Она проходит через вестибюль. Хайме стоит, привалившись к машине. При виде ее он светлеет лицом и открывает ей дверцу.

— Когда мне подавать завтра? — спрашивает он.

— К девяти — не слишком рано?

— Да нет! — Он смеется. — Я в шестом часу встаю.

Машина трогает с места.

— Прекрасно! — говорит Шерон, покачивая ногой и думая, как ей быть дальше.

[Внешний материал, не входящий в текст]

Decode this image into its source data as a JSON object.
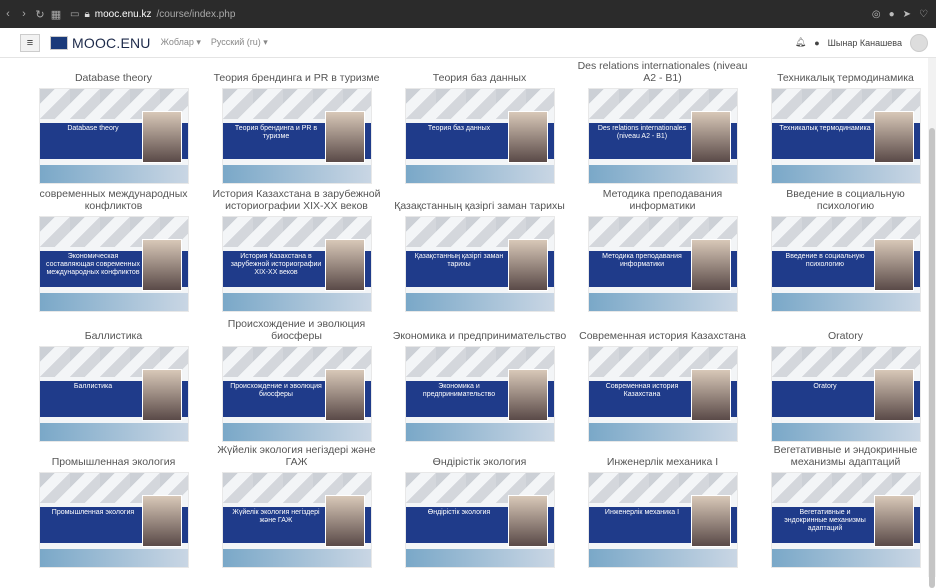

А ребенок начинает толкать меня и будить по ночам. Теперь, когда мама в Пуэрто-Рико, за мной ухаживают Эрнестина и Джозеф. Бросать работу я не решаюсь, потому что нам нужны деньги. А это значит, что мне часто приходится пропускать свидания с Фонни в шесть часов.

У меня такое чувство, что если я уйду с работы, то буду ходить на шестичасовые свидания всю жизнь. Я объясняю это Фонни, и он говорит, что понимает меня, и это так и есть. Но в шесть часов вечера такое понимание не помогает ему. Понимай не понимай, а ждать все равно будешь — ждать, когда выкрикнут твою фамилию, выведут из камеры, поведут вниз по лестнице. Если к тебе ходят на свидание, пускай даже кто-нибудь один, но постоянно, — значит, на воле ты кому-то не безразличен. А это помогает тебе перетерпеть ночь и прожить следующий день. Понимай или не понимай, уговаривай себя или не уговаривай, все равно, если никто к тебе не придет, для тебя это беда. А беда оборачивается здесь опасностью.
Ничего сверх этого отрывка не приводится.